Deslocamento de perspectiva
A Chef carioca Rebecca Lockwood age no limiar do espaço dito da Arte e do espaço do quotidiano, este último definido por uma infinidade de elementos do Real, invisibilizados por sua banalidade, pela sua obviedade. O seu quadro de ação está definido pelos numerosos rituais de convivência que conformam o padrão internacional de serviço gastronômico. Ela desvia certos elementos do ritual, criando um extranhamento que torna visível aquilo que já há muito escapou, por hábito, ao âmbito do visível.

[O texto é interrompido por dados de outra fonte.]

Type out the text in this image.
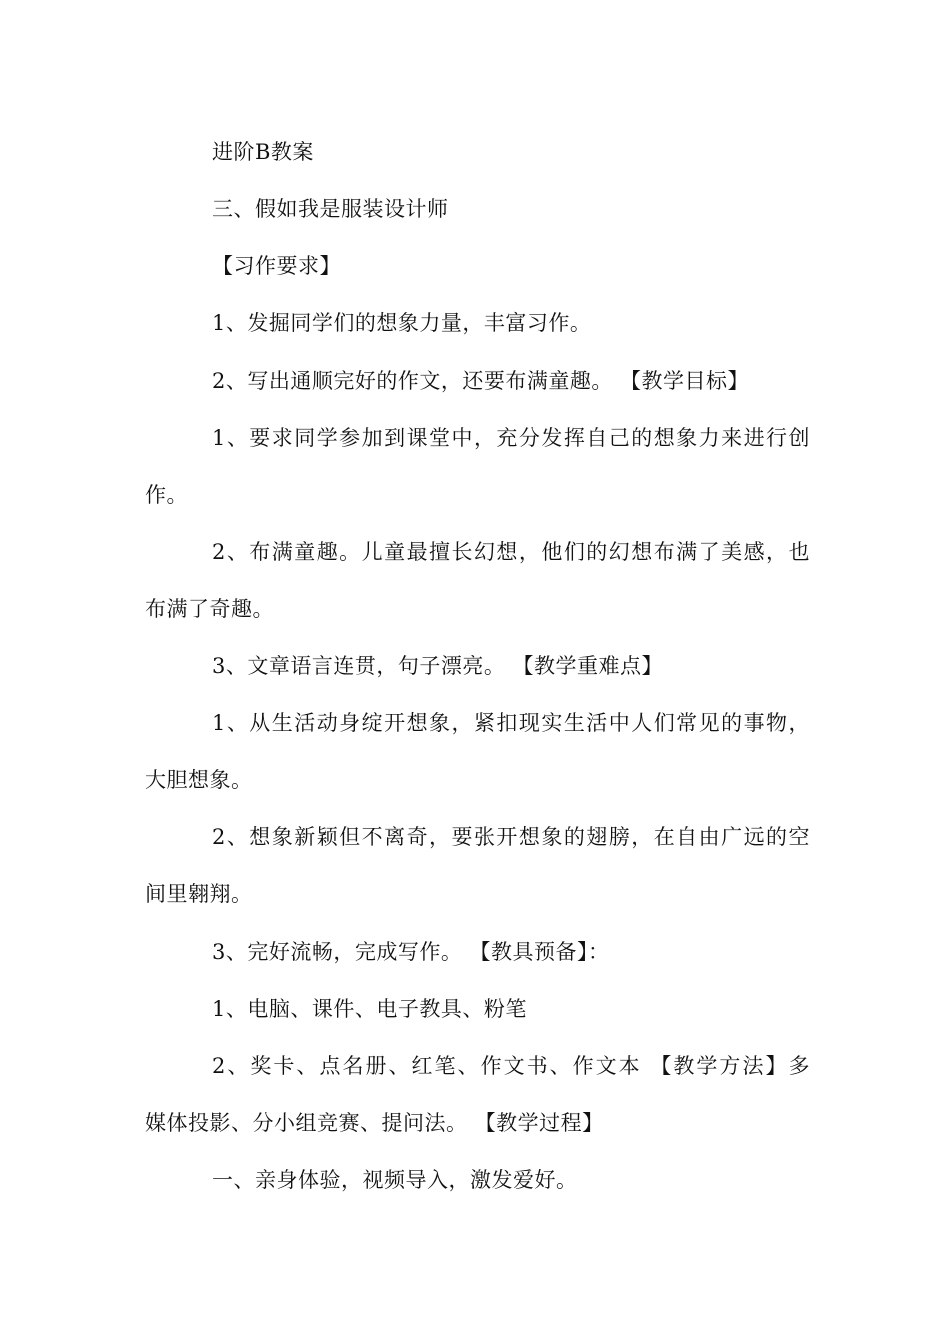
进阶B教案
三、假如我是服装设计师
【习作要求】
1、发掘同学们的想象力量，丰富习作。
2、写出通顺完好的作文，还要布满童趣。 【教学目标】
1、要求同学参加到课堂中，充分发挥自己的想象力来进行创
作。
2、布满童趣。儿童最擅长幻想，他们的幻想布满了美感，也
布满了奇趣。
3、文章语言连贯，句子漂亮。 【教学重难点】
1、从生活动身绽开想象，紧扣现实生活中人们常见的事物，
大胆想象。
2、想象新颖但不离奇，要张开想象的翅膀，在自由广远的空
间里翱翔。
3、完好流畅，完成写作。 【教具预备】：
1、电脑、课件、电子教具、粉笔
2、奖卡、点名册、红笔、作文书、作文本 【教学方法】多
媒体投影、分小组竞赛、提问法。 【教学过程】
一、亲身体验，视频导入，激发爱好。
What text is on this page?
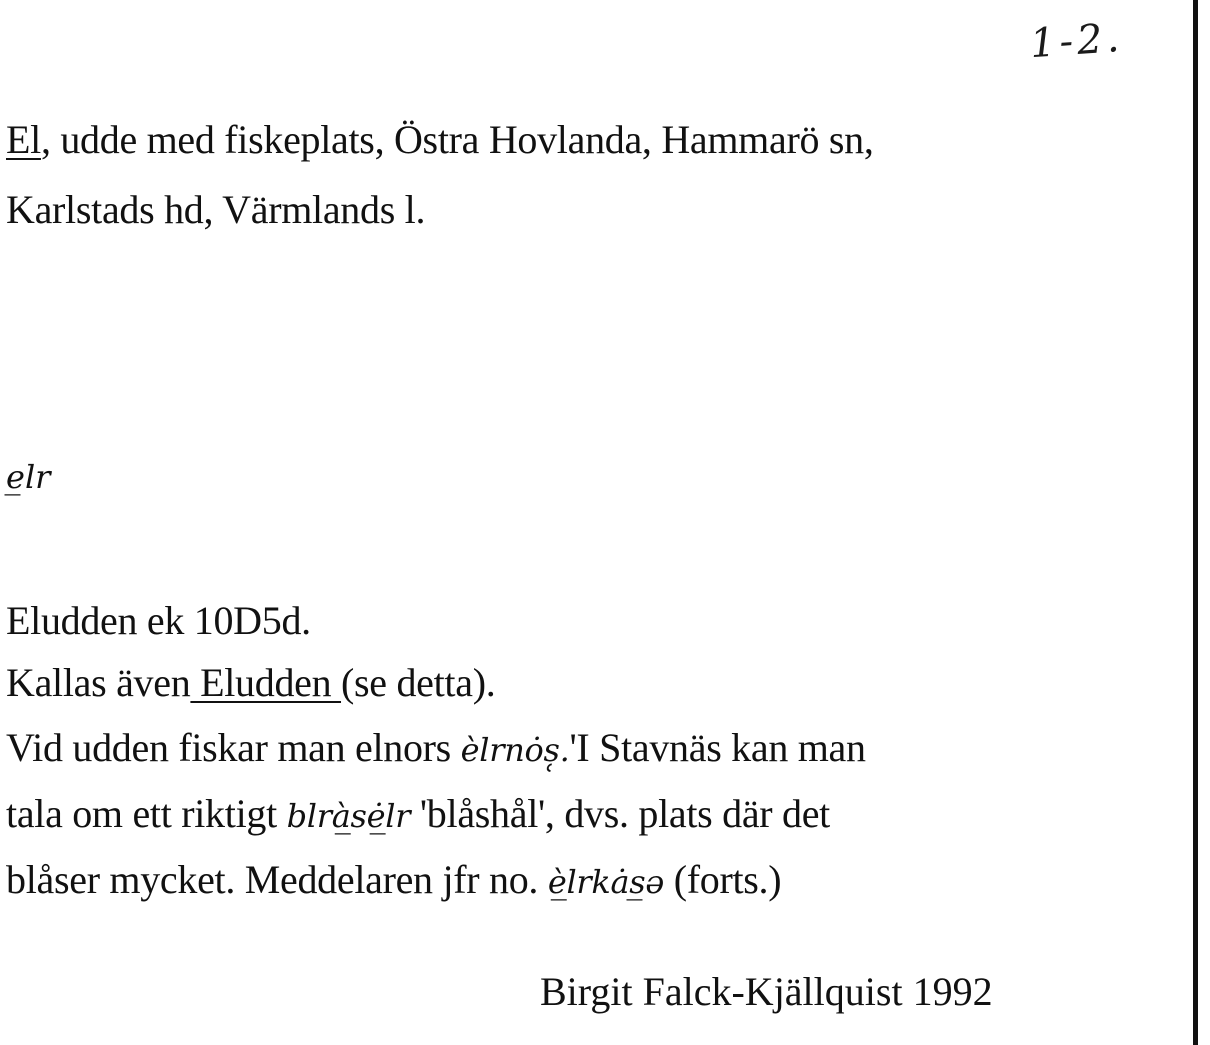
1-2.
El, udde med fiskeplats, Östra Hovlanda, Hammarö sn,
Karlstads hd, Värmlands l.
e̲lr
Eludden ek 10D5d.
Kallas även Eludden (se detta).
Vid udden fiskar man elnors èlrnȯs̜.'I Stavnäs kan man
tala om ett riktigt blrà̲sė̲lr 'blåshål', dvs. plats där det
blåser mycket. Meddelaren jfr no. è̲lrkȧs̲ə (forts.)
Birgit Falck-Kjällquist 1992
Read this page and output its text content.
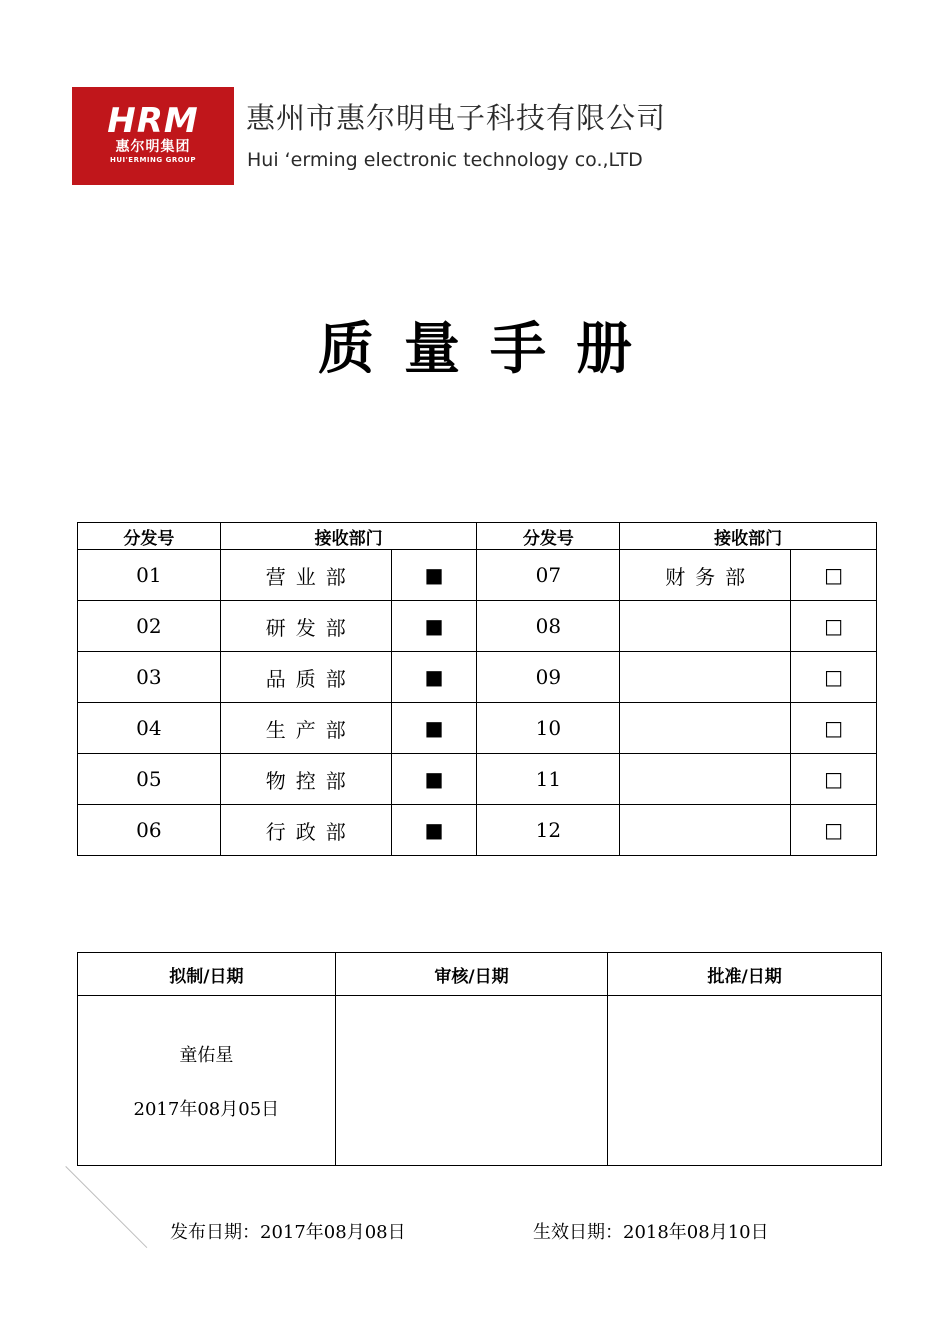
HRM
惠尔明集团
HUI'ERMING GROUP
惠州市惠尔明电子科技有限公司
Hui ‘erming electronic technology co.,LTD
质量手册
分发号	接收部门		分发号	接收部门	
01	营业部	■	07	财务部	□
02	研发部	■	08		□
03	品质部	■	09		□
04	生产部	■	10		□
05	物控部	■	11		□
06	行政部	■	12		□
拟制/日期	审核/日期	批准/日期

童佑星
2017年08月05日		

发布日期：2017年08月08日	生效日期：2018年08月10日
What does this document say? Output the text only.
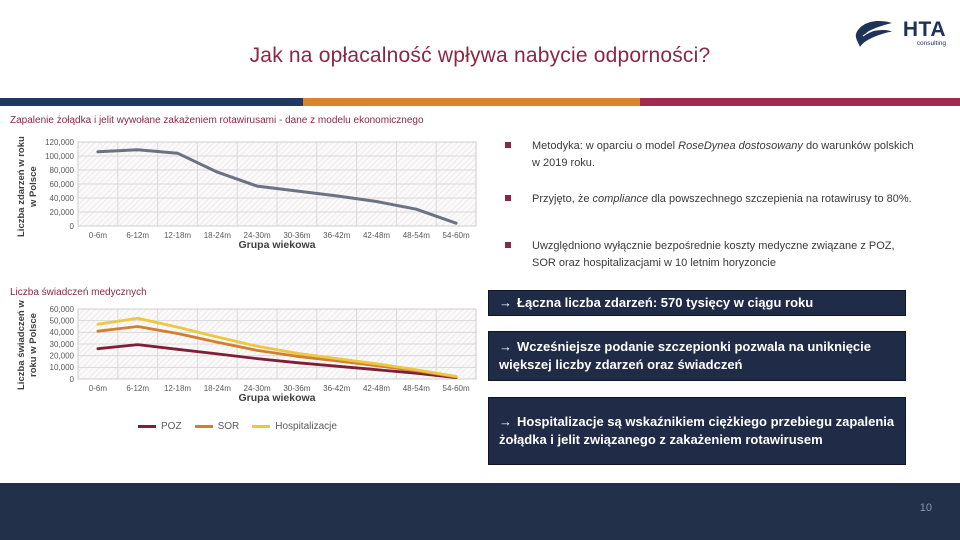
Jak na opłacalność wpływa nabycie odporności?
HTA
consulting
Zapalenie żołądka i jelit wywołane zakażeniem rotawirusami - dane z modelu ekonomicznego
Liczba zdarzeń w roku w Polsce
0
20,000
40,000
60,000
80,000
100,000
120,000
0-6m 6-12m 12-18m 18-24m 24-30m 30-36m 36-42m 42-48m 48-54m 54-60m
Grupa wiekowa
Liczba świadczeń medycznych
Liczba świadczeń w roku w Polsce
0
10,000
20,000
30,000
40,000
50,000
60,000
0-6m 6-12m 12-18m 18-24m 24-30m 30-36m 36-42m 42-48m 48-54m 54-60m
Grupa wiekowa
POZ	SOR	Hospitalizacje
Metodyka: w oparciu o model RoseDynea dostosowany do warunków polskich w 2019 roku.
Przyjęto, że compliance dla powszechnego szczepienia na rotawirusy to 80%.
Uwzględniono wyłącznie bezpośrednie koszty medyczne związane z POZ, SOR oraz hospitalizacjami w 10 letnim horyzoncie
→ Łączna liczba zdarzeń: 570 tysięcy w ciągu roku
→ Wcześniejsze podanie szczepionki pozwala na uniknięcie większej liczby zdarzeń oraz świadczeń
→ Hospitalizacje są wskaźnikiem ciężkiego przebiegu zapalenia żołądka i jelit związanego z zakażeniem rotawirusem
10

Rituais de convivência e estratégias de integração
É difícil classificar o que Rebecca faz. Vem sendo chamado de performance gastronômica, o que ao mesmo tempo é amplo demais e redutor. No ato inaugural da exposição 2em1, ela produz um coquetel que contem todas as características padrão de uma abertura de exposição ou de um evento de celebração. Porém, ela altera certos fatores. Já na exposição Associados, em 2007, Rebecca produziu a Sopa da Pedra, onde ela trouxe uma panela e uma pedra, convocando todos os participantes e visitantes a trazer ingredientes. Na ocasião do 2em1 ela trabalhou em estreita colaboração com a ANAERJ, a Associação de Nanismo do Estado do Rio de Janeiro e desenvolveu um conceito de coquetel onde o bar seria montado nas dimensões apropriadas para os membros da associação, de modo que os convives grandes teriam que se adequar aos barwomen e barmen anões. Sendo a integração um elemento fundamental da convivência, essa operação, que desvia o esperado pelo público, criou um ambiente e uma situação que transcendeu de longe o significado comum de um coquetel de inauguração, revelando preconceitos e a falta de convívio com a diferença no seio de nossa sociedade. Ao longo do evento, os convidados foram se acostumando ao tamanho, para eles inusitado, dos anfitriões. Rapidamente o ambiente ficou descontraído e a normalidade se estabeleceu. Todos (incluindo os pequenos amigos de Rebecca) com certeza saíram mais ricos de uma experiência, e com um mundo mais amplo, mais aberto e mais feliz. O ritual de convivência se torna uma experiência de vida e uma estratégia de integração.